Tuesday, October 03, 2006

COBE team get Nobel in Physics for verifying the Big Bang


The Nobel Prize committee have made an excellent choice in awarding the 2006 Nobel Prize in Physics to John Mather and George Smoot for their work leading to the NASA COBE (Cosmic Background Explorer) satellite. SciAm has a nice summary of Mather and Smoot's work.

COBE was an Explorer-class NASA mission (*) (i.e. pretty small and low cost compared to HST or Cassini) launched in 1989 that measured the microwave background radiation reaching Earth. This link will take you to a NASA page with more info on COBE.

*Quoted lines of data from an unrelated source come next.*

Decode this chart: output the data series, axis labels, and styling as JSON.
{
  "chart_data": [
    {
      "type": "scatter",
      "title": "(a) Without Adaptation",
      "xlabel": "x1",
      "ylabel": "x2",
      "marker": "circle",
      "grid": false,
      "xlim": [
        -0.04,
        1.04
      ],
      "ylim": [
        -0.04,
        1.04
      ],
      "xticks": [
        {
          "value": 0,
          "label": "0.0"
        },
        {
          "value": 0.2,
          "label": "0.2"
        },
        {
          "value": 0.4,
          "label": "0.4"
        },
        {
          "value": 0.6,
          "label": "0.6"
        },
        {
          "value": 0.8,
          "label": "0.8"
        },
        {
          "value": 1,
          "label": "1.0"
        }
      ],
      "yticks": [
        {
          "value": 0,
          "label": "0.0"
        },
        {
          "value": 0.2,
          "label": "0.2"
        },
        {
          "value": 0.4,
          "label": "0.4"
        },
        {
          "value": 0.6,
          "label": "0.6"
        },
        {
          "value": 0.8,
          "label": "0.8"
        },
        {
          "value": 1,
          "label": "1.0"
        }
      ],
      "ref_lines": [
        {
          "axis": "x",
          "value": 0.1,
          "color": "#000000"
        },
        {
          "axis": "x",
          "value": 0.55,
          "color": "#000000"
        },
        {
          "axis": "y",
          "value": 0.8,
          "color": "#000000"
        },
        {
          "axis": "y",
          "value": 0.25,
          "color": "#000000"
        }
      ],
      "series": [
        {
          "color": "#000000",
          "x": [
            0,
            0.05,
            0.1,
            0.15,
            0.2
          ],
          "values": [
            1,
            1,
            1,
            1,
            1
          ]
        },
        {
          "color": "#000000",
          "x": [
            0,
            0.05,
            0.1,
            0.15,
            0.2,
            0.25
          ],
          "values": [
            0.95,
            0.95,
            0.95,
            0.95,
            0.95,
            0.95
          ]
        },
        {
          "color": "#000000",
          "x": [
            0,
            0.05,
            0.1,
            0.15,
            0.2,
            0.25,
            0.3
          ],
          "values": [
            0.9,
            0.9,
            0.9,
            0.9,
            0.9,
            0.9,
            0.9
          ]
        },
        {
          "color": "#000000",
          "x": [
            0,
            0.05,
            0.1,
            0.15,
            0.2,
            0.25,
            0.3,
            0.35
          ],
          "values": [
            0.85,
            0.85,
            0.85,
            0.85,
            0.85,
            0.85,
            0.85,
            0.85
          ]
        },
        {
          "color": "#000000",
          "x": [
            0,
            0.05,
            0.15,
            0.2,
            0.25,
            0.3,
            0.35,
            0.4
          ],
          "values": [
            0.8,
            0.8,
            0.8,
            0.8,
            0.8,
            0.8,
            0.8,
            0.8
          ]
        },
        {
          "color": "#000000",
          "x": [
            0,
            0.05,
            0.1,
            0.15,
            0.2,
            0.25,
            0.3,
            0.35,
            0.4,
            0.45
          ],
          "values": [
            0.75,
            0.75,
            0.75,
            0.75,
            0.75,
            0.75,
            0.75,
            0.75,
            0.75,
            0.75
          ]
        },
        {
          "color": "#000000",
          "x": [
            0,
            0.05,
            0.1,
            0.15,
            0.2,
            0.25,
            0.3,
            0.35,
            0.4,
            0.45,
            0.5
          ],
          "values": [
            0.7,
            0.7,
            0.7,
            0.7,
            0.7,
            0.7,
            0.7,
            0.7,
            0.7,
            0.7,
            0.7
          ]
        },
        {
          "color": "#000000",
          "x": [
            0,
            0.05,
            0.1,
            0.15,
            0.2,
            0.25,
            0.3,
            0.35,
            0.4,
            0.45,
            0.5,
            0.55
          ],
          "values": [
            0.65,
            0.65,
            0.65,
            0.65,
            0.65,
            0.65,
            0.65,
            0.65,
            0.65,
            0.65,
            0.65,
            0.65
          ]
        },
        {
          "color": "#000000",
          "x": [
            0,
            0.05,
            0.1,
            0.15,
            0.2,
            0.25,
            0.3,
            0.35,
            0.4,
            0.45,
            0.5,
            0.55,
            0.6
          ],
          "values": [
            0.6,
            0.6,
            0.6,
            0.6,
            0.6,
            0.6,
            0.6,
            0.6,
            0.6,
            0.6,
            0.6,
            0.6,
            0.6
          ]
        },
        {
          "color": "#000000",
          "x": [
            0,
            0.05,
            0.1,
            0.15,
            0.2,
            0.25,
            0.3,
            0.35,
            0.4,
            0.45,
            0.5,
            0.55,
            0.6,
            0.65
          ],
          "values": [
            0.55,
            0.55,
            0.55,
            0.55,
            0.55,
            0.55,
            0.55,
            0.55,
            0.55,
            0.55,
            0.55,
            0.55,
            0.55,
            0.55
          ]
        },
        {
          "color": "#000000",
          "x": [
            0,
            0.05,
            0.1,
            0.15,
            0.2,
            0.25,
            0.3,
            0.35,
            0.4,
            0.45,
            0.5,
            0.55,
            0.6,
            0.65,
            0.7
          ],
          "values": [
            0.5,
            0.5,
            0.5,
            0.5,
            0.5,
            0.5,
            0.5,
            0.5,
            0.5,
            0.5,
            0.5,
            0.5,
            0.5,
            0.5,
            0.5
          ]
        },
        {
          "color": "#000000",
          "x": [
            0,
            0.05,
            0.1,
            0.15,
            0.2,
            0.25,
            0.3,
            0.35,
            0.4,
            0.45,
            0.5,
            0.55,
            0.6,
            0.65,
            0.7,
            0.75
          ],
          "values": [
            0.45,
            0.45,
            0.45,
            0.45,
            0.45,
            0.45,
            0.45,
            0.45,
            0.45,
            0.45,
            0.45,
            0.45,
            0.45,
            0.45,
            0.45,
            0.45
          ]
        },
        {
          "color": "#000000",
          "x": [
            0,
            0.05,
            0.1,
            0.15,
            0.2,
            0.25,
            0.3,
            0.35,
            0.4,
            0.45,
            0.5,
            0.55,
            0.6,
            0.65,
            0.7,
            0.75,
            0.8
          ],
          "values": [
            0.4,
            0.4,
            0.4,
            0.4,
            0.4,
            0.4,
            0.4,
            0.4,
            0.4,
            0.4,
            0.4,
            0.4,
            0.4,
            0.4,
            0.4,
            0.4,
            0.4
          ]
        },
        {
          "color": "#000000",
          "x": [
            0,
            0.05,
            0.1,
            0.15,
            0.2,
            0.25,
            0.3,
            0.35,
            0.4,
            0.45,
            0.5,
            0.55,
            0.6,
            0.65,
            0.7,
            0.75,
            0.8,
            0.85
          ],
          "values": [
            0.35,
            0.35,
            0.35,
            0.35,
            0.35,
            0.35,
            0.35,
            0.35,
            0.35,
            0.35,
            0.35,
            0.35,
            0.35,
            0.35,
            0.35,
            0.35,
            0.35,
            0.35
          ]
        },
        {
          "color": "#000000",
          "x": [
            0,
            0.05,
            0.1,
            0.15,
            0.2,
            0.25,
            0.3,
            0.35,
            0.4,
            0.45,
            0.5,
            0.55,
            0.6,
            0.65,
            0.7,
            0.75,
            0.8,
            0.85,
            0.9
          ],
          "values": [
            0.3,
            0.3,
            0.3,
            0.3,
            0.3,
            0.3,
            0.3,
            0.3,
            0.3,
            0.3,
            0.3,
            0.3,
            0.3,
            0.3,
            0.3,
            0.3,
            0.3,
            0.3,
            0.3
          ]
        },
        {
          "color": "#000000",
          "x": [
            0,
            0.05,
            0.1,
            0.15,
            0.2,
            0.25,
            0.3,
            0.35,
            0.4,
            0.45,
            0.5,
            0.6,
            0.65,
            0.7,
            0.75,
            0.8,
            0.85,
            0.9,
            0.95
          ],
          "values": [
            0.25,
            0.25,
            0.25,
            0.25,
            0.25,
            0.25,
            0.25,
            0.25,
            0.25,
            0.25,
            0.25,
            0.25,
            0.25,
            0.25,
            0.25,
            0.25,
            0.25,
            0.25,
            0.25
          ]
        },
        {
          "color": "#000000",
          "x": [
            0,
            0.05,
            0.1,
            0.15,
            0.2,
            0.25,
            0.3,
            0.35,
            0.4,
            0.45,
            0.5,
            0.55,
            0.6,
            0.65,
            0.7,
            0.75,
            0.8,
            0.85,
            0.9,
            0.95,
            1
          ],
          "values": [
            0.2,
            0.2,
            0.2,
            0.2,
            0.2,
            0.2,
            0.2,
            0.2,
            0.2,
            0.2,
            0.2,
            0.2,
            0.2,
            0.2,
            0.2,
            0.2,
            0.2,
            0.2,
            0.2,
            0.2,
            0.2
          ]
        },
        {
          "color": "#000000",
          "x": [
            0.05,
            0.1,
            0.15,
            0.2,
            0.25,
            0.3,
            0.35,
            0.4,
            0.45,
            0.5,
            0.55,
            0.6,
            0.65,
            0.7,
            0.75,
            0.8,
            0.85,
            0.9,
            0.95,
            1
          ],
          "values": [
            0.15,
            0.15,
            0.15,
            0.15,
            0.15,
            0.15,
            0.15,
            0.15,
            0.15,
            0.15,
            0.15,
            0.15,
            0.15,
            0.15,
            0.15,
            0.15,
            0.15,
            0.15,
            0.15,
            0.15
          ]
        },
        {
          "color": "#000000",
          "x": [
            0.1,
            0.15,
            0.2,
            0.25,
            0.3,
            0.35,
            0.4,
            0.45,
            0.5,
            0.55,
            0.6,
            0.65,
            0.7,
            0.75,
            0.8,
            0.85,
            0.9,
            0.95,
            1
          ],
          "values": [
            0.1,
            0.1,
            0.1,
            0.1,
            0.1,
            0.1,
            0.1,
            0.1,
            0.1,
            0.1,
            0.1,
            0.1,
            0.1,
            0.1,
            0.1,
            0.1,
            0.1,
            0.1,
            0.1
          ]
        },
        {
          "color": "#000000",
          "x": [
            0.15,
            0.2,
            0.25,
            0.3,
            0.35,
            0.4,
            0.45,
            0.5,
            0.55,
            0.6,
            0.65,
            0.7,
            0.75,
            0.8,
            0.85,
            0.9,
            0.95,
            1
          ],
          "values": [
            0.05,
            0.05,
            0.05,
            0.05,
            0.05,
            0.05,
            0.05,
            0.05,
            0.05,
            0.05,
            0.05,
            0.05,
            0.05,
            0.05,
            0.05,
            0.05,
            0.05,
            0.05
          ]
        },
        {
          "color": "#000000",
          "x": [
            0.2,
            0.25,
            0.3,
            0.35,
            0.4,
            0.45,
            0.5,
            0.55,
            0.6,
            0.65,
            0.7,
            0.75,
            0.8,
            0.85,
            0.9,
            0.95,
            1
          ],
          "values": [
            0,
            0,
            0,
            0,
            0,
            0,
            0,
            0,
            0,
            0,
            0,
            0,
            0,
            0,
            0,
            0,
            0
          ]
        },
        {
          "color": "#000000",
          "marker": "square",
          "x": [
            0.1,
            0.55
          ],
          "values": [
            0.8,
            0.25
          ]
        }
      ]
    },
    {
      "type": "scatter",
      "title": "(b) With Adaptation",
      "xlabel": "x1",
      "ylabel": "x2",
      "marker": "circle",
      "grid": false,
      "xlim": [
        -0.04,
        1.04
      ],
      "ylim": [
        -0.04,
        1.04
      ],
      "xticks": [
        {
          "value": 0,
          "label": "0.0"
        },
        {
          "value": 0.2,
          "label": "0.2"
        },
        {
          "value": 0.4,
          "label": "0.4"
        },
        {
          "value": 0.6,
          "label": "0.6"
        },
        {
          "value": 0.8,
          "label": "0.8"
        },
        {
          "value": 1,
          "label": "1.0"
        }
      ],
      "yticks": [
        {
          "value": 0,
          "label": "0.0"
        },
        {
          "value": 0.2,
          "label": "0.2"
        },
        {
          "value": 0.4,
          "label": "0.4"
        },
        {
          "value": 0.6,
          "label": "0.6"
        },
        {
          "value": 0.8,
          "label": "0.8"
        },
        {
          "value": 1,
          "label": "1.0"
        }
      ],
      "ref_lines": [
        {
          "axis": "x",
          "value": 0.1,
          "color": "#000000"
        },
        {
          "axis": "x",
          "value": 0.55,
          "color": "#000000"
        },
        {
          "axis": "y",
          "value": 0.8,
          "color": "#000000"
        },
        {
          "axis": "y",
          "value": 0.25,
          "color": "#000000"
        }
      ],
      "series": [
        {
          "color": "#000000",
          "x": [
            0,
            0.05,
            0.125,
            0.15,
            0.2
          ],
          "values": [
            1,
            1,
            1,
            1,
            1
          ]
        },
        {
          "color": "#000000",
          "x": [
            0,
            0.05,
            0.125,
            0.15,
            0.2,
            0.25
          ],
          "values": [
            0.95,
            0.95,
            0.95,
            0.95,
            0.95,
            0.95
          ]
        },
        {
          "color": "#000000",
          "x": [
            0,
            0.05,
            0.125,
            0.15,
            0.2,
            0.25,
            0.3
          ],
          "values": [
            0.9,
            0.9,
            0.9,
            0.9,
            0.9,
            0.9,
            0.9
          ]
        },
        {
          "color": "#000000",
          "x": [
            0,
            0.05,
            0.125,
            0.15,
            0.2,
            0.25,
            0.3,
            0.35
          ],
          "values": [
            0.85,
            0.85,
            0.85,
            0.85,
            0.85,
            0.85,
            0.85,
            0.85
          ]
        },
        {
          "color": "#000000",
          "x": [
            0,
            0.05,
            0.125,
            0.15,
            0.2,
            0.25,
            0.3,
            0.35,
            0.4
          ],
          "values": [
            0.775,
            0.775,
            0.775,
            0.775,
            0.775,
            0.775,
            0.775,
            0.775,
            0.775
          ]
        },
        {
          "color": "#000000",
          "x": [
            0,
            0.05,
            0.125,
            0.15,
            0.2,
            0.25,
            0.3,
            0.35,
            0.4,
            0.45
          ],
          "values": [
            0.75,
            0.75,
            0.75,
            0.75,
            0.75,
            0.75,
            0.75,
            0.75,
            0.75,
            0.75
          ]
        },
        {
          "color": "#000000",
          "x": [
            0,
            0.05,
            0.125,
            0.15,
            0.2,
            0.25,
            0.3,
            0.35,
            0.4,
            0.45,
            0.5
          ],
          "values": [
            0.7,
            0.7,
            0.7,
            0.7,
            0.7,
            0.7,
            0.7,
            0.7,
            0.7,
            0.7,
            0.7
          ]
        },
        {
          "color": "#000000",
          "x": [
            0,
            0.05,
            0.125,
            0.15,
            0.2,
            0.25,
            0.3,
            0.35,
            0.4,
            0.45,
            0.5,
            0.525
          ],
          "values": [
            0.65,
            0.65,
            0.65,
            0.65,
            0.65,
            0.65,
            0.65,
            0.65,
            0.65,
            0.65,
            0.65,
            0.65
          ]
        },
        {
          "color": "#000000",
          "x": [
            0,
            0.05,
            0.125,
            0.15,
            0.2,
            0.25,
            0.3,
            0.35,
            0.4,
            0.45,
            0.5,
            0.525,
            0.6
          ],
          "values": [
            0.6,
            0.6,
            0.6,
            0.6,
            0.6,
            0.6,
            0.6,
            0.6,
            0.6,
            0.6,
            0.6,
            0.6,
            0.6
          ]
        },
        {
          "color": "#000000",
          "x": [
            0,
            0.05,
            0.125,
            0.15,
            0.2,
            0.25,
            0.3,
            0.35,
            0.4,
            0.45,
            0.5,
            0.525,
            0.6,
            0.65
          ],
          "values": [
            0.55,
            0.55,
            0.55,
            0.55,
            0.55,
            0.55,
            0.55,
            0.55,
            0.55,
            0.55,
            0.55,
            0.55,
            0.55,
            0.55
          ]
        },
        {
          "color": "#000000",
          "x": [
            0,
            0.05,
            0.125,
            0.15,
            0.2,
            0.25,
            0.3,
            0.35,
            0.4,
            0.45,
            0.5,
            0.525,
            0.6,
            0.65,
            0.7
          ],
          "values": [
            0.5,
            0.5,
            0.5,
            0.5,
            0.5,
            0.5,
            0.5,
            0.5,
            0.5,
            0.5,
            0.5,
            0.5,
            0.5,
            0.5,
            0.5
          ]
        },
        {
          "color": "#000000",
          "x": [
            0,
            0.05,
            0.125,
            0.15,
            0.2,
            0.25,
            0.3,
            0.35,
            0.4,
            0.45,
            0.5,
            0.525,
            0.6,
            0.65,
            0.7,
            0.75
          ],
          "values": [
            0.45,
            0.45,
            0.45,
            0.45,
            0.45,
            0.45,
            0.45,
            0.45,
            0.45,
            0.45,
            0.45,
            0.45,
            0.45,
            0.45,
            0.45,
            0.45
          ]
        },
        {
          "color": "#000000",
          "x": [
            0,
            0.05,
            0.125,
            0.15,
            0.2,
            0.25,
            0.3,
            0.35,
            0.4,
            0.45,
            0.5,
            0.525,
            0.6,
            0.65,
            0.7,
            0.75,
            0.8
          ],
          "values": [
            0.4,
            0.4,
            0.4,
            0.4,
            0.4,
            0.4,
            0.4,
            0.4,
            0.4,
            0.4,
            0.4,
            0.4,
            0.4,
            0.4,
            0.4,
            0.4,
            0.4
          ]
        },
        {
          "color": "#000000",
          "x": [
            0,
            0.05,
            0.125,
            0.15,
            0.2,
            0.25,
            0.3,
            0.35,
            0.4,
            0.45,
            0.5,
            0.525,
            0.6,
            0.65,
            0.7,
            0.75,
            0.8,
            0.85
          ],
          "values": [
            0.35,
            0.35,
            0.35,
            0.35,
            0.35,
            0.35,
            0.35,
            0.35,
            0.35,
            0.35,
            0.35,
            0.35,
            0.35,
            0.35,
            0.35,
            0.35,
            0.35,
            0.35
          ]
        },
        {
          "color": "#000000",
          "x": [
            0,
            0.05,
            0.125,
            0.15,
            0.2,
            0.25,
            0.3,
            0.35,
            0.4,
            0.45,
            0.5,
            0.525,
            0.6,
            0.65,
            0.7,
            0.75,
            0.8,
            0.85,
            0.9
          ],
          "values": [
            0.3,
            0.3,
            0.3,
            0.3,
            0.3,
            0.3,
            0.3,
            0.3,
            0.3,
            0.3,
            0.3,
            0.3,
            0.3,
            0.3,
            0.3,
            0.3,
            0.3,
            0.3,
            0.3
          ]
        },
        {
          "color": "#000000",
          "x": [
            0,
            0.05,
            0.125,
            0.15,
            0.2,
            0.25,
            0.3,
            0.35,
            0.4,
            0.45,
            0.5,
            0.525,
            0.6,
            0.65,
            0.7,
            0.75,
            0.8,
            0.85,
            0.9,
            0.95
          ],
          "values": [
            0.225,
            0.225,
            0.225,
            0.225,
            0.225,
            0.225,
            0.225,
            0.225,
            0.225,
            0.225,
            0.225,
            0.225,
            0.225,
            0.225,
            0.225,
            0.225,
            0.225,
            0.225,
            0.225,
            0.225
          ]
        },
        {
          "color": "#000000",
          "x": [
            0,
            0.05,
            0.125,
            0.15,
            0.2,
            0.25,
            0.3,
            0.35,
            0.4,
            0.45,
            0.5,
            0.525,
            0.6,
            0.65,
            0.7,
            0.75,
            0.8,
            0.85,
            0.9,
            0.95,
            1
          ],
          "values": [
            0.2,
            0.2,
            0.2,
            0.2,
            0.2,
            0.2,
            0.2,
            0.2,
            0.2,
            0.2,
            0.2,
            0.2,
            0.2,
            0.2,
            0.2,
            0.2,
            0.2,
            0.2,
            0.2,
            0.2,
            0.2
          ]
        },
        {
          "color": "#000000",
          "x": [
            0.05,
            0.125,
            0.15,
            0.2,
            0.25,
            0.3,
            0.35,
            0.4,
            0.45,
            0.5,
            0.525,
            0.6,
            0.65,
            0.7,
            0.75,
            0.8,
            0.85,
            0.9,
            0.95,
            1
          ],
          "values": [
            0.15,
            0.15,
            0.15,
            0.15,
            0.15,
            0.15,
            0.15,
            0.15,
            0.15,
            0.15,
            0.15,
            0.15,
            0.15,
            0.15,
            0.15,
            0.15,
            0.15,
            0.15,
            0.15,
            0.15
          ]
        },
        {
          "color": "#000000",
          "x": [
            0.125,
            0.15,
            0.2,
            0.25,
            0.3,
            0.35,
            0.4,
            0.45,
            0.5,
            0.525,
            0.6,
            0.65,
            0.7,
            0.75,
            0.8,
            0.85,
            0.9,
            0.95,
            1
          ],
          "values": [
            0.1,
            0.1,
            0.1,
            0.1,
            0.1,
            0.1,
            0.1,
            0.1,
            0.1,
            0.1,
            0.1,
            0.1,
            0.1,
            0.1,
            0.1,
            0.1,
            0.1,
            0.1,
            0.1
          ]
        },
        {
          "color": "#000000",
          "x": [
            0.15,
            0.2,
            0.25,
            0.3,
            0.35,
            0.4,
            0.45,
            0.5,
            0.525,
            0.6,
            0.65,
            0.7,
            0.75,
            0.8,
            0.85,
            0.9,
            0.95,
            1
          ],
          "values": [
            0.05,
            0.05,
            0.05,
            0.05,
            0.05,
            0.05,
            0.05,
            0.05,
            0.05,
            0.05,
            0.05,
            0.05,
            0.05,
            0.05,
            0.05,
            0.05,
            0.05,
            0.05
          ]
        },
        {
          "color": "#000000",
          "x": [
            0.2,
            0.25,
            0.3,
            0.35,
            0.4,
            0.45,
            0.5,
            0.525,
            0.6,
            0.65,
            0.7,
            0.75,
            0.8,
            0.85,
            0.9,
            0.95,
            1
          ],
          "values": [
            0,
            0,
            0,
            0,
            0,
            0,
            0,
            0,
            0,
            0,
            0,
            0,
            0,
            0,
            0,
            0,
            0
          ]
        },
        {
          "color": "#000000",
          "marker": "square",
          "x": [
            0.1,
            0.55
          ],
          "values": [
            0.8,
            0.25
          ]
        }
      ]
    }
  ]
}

This radiation arises from warm dust in the Milky Way and also the left over glow of the Big Bang itself, now cooled by the expansion of the Universe to a temperature of about 3 degrees above absolute zero. Detecting this background and showing that it has an almost perfect black body spectrum is pretty much inescapable proof of the Big Bang.

The picture shown here is comes from the COBE data, and shows the separate components to the detected microwave emission:

  • The horizontal structure (top two panels) is emission from the disk of our Milky Way galaxy. Filaments and spurs are also Galactic emission.
  • The blue-ish curvy structure seen in the top image is microwave emission from inter-planetary dust within our Solar system - the curve actually marks the (physically flat) plane of the ecliptic within which the planets orbit (Pluto's orbit is rather inclined away from the ecliptic, which shows you that its formation or history are significantly different from the other planets).
  • The isotropic extra-galactic emission left behind when you remove the previous two components is the T=2.7 Kelvin microwave background left over from the Big Bang, as seen in the bottom panel. The minute variations in the temperature of the background from different parts of the sky also carry cosmologically-important information regarding the shape of space, the mass density of the Universe, and the formation of the first galaxies... stuff WMAP is doing in greater detail now (maybe Chuck Bennett will eventually get a Nobel for his work on WMAP?).
It is good to see astrophysics recognized by the Nobel Prize committee. Historically astronomers have received a much smaller fraction of Nobel prizes in Physics than they probably should have given the contribution of astronomy to our understanding of the Universe.

(*) There are several types of Explorer class missions, e.g small (SMEX), medium (MIDEX) and so on. There have been significant changes to the classes of space mission NASA funds since the new Moon/Mars push was imposed, but I'll have to look up the details.